Personally, I don't see assembler games as open to the public, and I don't see it as a legitimate archive, rather it is a repository of gaming information and history that is contributed by enthusiasts, that is accessible online only. I don't consider someone who is searching google and ends up here a "researcher" but that's also my opinion. Lastly, this implies that the library, archives, or museum is hosting the server, and no access to it is made available outside of the "premises" of said library, archives, or museum.

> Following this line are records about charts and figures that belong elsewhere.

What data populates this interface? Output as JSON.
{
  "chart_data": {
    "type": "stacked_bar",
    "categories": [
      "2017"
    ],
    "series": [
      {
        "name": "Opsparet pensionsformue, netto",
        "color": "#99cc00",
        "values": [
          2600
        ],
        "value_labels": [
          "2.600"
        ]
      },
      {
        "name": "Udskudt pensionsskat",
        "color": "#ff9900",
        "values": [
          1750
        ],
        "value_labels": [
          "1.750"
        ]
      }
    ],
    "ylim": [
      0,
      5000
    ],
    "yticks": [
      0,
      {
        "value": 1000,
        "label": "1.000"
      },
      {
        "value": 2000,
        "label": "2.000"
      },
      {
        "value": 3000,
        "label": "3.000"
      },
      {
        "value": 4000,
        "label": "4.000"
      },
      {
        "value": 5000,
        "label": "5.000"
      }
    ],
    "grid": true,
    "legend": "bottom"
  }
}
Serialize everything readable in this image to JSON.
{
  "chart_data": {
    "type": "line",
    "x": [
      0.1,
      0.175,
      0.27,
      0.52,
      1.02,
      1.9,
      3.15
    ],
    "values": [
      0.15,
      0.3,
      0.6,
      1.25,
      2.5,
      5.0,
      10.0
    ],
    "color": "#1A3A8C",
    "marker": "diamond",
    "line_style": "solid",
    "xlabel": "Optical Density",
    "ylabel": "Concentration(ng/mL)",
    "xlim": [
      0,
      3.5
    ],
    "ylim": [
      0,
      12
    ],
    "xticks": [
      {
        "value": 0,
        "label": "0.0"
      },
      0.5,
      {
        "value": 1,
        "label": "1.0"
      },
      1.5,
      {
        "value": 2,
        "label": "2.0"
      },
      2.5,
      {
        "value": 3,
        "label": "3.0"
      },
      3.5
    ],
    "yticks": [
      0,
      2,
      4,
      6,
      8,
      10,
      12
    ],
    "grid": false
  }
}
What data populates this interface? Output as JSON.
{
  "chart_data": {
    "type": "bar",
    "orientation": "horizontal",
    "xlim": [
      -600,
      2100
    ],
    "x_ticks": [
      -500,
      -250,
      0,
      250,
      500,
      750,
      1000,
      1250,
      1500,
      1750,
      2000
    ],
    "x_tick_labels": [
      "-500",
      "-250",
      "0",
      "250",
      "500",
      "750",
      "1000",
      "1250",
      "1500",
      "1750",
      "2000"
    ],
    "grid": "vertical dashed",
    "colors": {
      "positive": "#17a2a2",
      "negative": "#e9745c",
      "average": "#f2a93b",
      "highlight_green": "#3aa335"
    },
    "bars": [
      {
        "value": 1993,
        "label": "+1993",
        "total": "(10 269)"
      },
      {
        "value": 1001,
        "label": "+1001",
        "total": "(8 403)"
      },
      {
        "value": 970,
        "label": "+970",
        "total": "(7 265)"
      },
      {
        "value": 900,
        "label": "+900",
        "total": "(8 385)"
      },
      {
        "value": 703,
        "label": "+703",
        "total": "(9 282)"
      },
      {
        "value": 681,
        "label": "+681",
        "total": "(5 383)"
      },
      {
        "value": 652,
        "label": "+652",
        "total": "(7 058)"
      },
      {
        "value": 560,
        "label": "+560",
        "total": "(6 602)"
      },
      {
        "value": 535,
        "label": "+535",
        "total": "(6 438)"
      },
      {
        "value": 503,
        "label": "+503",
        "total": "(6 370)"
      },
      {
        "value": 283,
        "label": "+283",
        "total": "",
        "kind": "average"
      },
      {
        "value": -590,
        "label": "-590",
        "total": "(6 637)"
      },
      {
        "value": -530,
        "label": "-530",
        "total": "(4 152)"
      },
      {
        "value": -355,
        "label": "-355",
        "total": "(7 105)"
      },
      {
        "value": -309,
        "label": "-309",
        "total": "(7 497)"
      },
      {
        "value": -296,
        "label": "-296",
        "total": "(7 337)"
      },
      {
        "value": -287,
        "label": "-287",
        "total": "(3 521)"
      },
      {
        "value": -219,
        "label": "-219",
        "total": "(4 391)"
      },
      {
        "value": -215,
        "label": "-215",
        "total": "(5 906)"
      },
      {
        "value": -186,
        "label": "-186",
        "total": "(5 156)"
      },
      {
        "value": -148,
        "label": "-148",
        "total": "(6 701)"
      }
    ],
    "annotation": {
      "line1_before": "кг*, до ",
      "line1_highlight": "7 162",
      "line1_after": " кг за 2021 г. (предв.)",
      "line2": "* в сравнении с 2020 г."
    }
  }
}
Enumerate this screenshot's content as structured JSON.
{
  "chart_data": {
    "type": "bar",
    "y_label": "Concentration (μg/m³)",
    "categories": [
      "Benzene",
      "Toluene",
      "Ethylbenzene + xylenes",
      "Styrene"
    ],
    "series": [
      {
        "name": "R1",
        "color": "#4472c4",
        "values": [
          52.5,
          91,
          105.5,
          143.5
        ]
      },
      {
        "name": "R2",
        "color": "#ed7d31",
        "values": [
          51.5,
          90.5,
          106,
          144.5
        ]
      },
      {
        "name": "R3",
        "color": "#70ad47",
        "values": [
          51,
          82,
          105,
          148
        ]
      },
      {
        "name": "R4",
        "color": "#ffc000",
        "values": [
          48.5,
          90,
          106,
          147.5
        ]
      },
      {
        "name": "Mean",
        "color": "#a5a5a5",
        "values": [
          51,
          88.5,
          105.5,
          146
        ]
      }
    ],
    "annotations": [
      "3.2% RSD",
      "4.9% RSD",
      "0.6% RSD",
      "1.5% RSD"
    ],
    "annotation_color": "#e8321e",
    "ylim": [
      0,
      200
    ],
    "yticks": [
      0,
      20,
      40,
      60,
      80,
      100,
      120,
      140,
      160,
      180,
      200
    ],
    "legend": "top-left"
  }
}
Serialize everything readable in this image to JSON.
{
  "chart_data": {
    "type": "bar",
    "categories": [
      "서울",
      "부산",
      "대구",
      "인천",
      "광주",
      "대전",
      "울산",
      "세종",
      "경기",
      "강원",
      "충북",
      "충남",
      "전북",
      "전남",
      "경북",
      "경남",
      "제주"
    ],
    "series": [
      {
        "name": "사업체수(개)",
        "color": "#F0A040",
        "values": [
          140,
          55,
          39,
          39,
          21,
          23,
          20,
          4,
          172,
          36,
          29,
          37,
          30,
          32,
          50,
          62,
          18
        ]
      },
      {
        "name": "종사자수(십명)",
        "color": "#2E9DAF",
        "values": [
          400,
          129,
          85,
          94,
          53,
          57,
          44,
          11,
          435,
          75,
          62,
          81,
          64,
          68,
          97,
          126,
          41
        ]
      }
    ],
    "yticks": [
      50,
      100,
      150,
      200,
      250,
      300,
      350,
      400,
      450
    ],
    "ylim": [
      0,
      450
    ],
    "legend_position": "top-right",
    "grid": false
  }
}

So really, it sounds like unless assembler opens a museum or archive that is available either to the public or researchers, and hosts the servers to allow people only on the premises of the museum or archive to play xbox live, I think you are still SOL. Again, just my interpretation and this all depends on who is interpreting it in court.

 

IS there any chance we could eventually make this work with the Microsoft dash, I really like the Microsoft Dash dashboard over alts like Evo X.

 

I'll just be happy if they get it working. I think we are pretty far away from that right now. I tried to pull up the wiki and it's down

 

Legal or not, havent seen anybody connecting a virgin or modded xbox connect to a server yet (by xbox live protocols, as in, titleserver can be run). Im very much busy with my thesis(or whatever the last internship paper is named). But I see some intrested people and some are more seriously trying to understand something, so we might getting somewhere.